Junger Ankauf
Katja Novitskova - Approximation (shoebill) und Growth Potential (SALTS)
2015
Katja Novitskova was born in Tallinn, Estonia in 1984. After completing her bachelor‘s degree in Semiotics and Cultural Studies at the University of Tartu, she went on to complete her Master of Science in Digital Media at the University of Lübeck. For her artworks, Novitskova makes use of a broad repertoire of organic and technical materials, including rubber, aluminium, photographs and even insects. Here themes revolve around modern phenomena related to the Internet and science. She thus restages, for example, the channels of production and reception of images in social networks. On the whole, Novitskova’s work can be described as post-Internet art.

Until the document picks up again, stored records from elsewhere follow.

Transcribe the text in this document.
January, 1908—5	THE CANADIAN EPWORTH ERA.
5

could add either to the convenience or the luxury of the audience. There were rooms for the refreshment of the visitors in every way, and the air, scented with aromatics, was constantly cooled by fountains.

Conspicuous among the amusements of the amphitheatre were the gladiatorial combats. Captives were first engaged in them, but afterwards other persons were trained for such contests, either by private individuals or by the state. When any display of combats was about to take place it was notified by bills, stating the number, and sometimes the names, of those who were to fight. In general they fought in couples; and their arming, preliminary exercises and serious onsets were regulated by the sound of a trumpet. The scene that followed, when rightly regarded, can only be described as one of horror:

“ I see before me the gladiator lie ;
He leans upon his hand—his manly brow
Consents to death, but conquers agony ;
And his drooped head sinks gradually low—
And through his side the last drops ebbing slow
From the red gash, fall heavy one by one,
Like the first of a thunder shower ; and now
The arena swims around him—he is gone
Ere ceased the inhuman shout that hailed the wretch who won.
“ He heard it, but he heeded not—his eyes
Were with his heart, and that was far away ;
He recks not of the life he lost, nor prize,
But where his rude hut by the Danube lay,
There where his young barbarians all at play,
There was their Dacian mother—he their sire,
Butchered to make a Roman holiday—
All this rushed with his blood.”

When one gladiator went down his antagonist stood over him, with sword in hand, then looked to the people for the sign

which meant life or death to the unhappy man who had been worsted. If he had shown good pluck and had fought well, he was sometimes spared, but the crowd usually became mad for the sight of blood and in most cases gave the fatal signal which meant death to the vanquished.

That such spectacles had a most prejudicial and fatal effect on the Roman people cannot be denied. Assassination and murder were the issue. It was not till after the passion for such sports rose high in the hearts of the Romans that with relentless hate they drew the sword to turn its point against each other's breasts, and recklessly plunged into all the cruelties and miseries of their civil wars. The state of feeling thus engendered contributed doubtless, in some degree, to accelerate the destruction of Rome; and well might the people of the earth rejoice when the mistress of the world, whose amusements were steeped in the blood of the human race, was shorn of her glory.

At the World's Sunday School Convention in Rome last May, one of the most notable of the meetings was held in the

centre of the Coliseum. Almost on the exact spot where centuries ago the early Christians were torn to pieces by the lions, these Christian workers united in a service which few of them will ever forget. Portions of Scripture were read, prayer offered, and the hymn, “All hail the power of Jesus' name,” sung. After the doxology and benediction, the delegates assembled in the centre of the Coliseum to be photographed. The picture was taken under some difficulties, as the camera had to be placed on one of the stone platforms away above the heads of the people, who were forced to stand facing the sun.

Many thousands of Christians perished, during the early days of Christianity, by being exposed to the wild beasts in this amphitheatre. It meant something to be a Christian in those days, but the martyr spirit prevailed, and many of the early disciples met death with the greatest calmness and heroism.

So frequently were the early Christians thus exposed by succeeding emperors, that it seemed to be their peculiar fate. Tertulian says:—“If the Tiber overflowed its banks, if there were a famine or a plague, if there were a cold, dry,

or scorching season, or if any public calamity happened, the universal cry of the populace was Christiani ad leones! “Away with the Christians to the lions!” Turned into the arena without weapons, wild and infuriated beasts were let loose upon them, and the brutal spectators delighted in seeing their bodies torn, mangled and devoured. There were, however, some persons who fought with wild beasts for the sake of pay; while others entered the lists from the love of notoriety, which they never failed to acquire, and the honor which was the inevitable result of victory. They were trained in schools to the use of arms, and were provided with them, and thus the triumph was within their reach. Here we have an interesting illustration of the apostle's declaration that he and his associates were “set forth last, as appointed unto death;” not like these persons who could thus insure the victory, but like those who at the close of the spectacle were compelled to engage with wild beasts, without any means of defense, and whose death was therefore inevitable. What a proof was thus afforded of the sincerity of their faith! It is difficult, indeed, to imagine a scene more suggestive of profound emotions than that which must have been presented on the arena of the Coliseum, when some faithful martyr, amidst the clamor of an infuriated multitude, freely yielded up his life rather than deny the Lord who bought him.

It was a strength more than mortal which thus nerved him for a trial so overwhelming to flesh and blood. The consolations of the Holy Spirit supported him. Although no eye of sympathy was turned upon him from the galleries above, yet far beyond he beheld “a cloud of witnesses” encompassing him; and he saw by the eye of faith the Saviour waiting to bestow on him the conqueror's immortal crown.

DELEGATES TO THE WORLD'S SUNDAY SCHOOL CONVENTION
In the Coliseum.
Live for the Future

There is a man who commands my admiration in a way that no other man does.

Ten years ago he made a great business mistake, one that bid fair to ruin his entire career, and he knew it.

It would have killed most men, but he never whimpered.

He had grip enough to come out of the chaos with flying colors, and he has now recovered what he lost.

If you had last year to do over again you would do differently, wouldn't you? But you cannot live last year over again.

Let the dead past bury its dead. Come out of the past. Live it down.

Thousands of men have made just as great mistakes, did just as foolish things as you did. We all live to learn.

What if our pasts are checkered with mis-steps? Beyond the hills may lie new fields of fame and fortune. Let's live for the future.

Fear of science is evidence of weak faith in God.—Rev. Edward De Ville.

Approximation (shoebill), 2014
The work Approximation (shoebill) presents a larger-than-life reproduction of a shoebill, an African bird species, as a cut-out in the form of a digital print on aluminium. Novitskova has already technically reproduced a large number of such visual ready-mades from the Internet and presented these in gallery spaces. They are then photographed once again and uploaded onto the Internet. The fact that she often selects ‘cute’ examples from the animal kingdom has little to do with the creatures themselves. It is much more a result of the fact that the motifs are among the most widely spread visual materials on the Internet. The artist is especially interested in depicting the dynamic, independent existence of her reproductions – they are continuously posted, linked and shared on social networks until their provenance is no longer traceable.
Growth Potential (SALTS), 2014
Growth Potential (SALTS), an arrow made of urethane rubber, is not a unique piece within the artist’s oeuvre. Optimistically upwardly striving arrowheads made of acrylic glass or rubber seem to literally surround Katja Novitskova’s Approximations. The arrows, which are reminiscent of budget curves, refer to the flood of images on the Internet and also raise the question as to the economic potential of things, beings and images. The flies cast in the work are reminiscent of insects captured in amber and, as prehistoric eye-witnesses, are evidence of the fact that they have not survived the journey from the real world into the virtual world. The artist directs the viewer’s attention toward the materiality of the media and data streams and their active role in the definition of the world, which we perceive as reality.